In early 2017, I will be Starting an In-Person and Online Book Discussion Group for Lovers of Classic 19th and 20th Century Literature. Our First In-Person Meetings will be held at the Midlothian, Virginia Library at 521 Coalfield Road in Midlothian, VA 23114 on the First Fridays, January 6 and February 3, from 10:45 a.m. to 12:15 p.m. Other meeting dates and times will be determined by the participants after those first scheduled meetings. The results of the In-Person Discussion will also be available Online on the www.Litchatte.com Website. Both, the In-Person and Online Book Club Participants will be welcome to Offer Their Comments and to Receive Feedback from Murray on this Blog. During our First Meeting, those who Attend or Participate Online will also get a chance to vote on the books they want to read and discuss during the Upcoming Year.

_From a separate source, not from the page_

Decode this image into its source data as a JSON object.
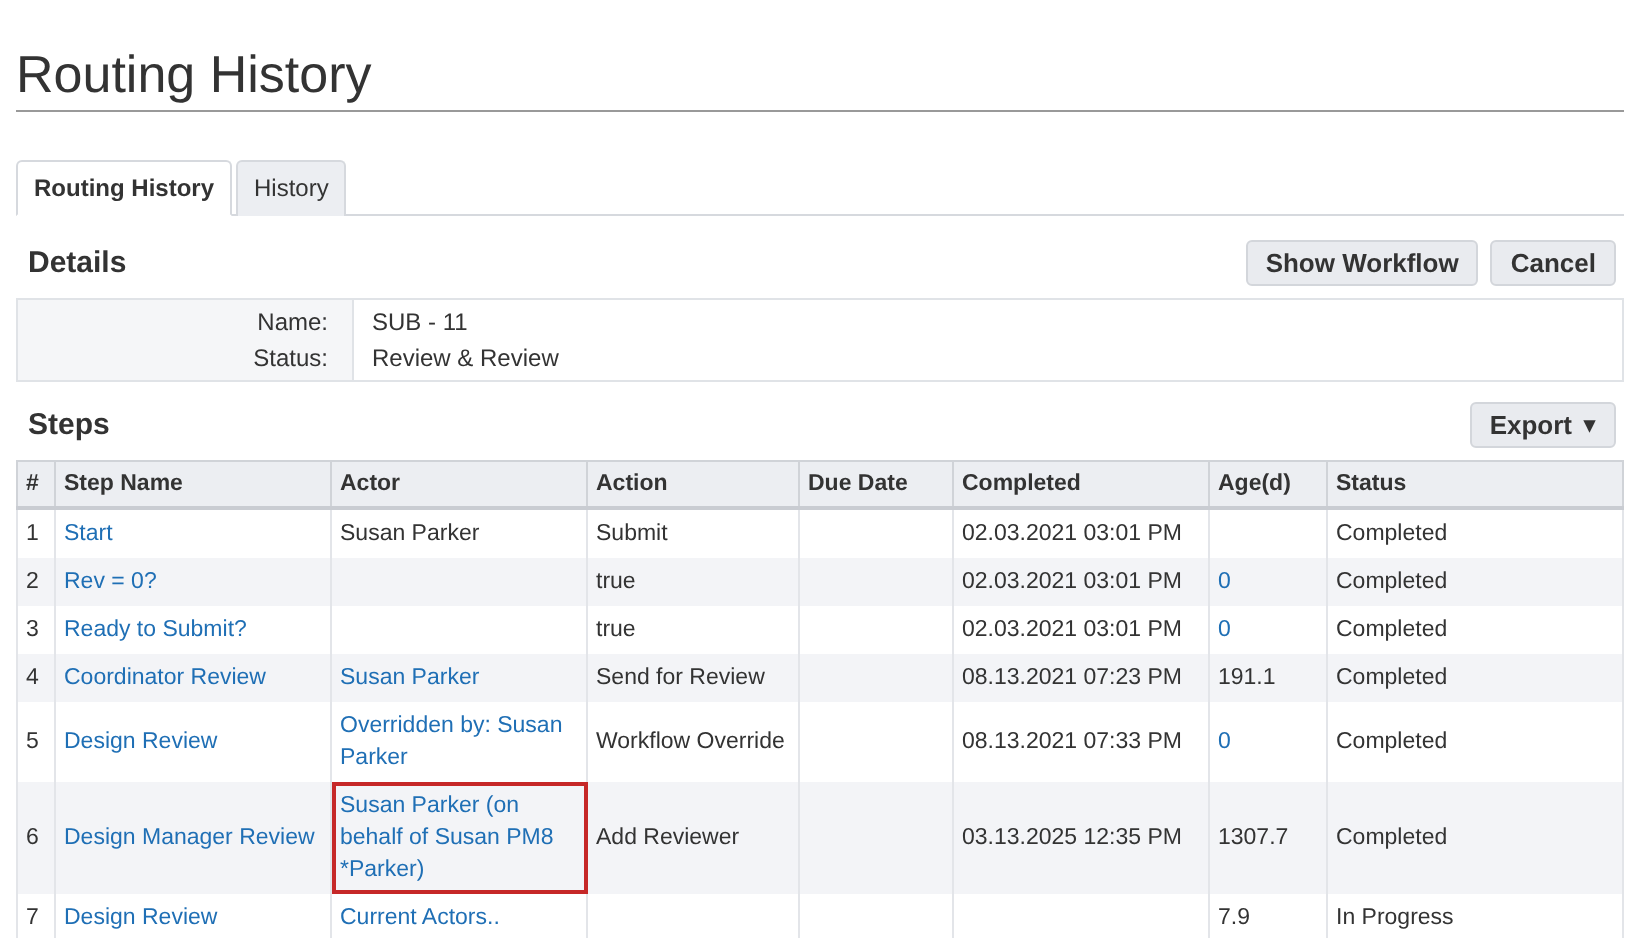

Our Group will be Dedicated to Discussing the Modern Relevance of Classic Works of Fiction from 19th and 20th Centuries Authors such as Poe, Twain, Melville, Hawthorne, Conan-Doyle, Tolkien, The Bronte’s, Joyce, Fitzgerald, Hemingway, Faulkner, Harper Lee, Salinger, O’Connor, Nabokov, Kerouac, Penn-Warren, Orwell, Pynchon, Bradbury, Toni Morrison, & Steinbeck. At our January 6th Meeting, we will be discussing Travels with Charley: In Search of America (1960) by John Steinbeck (1902-1968). Nearing age 60, Steinbeck wrote Charley based on the Heroic Fourteen-Month Long Cross-Country Journey he took in 1959 and 1960.
During his epic adventure, he attempted to re-discover himself and The America he first visited when he, as a young man, was promoting his earliest and most acclaimed novels, such as, Of Mice and Men, Cannery Row, East of Eden, and The Grapes of Wrath. To help him carry out his Goals, he drove a brand-new three-quarter ton pickup camper truck, named Rocinante, equipped with a typewriter and his most basic living needs. In the book, he comments, “You will remember {Rocinante} was the name of Don Quixote’s horse.” In his 10,000-mile journey, covering thirty-four states, he was never recognized by anyone that he did not already know. His only regular travel and conversation companion during his Trek was a French Poodle named, Charley.
Although the Conclusions he reached about the America he observed in 1960 were considered by many critics and readers to be too controversial, our discussion group will have the opportunity to check them from our present-day perspective. Steinbeck’s book is unique because, though it is based on many of the real events he experienced, he used his best Nobel Prize for Literature (1962) Voice to narrate his story in a way that reads more like fiction than non-fiction. Steinbeck called the work a blend between the two genres because he employed literary license to disguise the dates, locations, and order of travel, as well as the dialogues and names of the people he met along his journey to create a deeply revealing and truthful narrative. After his adventure, he reflected, “I did not know my own country.” As a metaphor, his conclusion might suggest that his journey was as pointless as Don Quixote’s satiric romp on his horse, Rocinante. However, I contend that the reader of this valuable treasure chest of insights, which turned out to be one of Steinbeck’s last works, will gain more insight into how this seminal author thinks than from everything that we learned about him from any of his earlier books. After reading Travel With Charley, I have started to re-read some of his most classic works with much clearer insights than I had first gained reading them in the 1960’s!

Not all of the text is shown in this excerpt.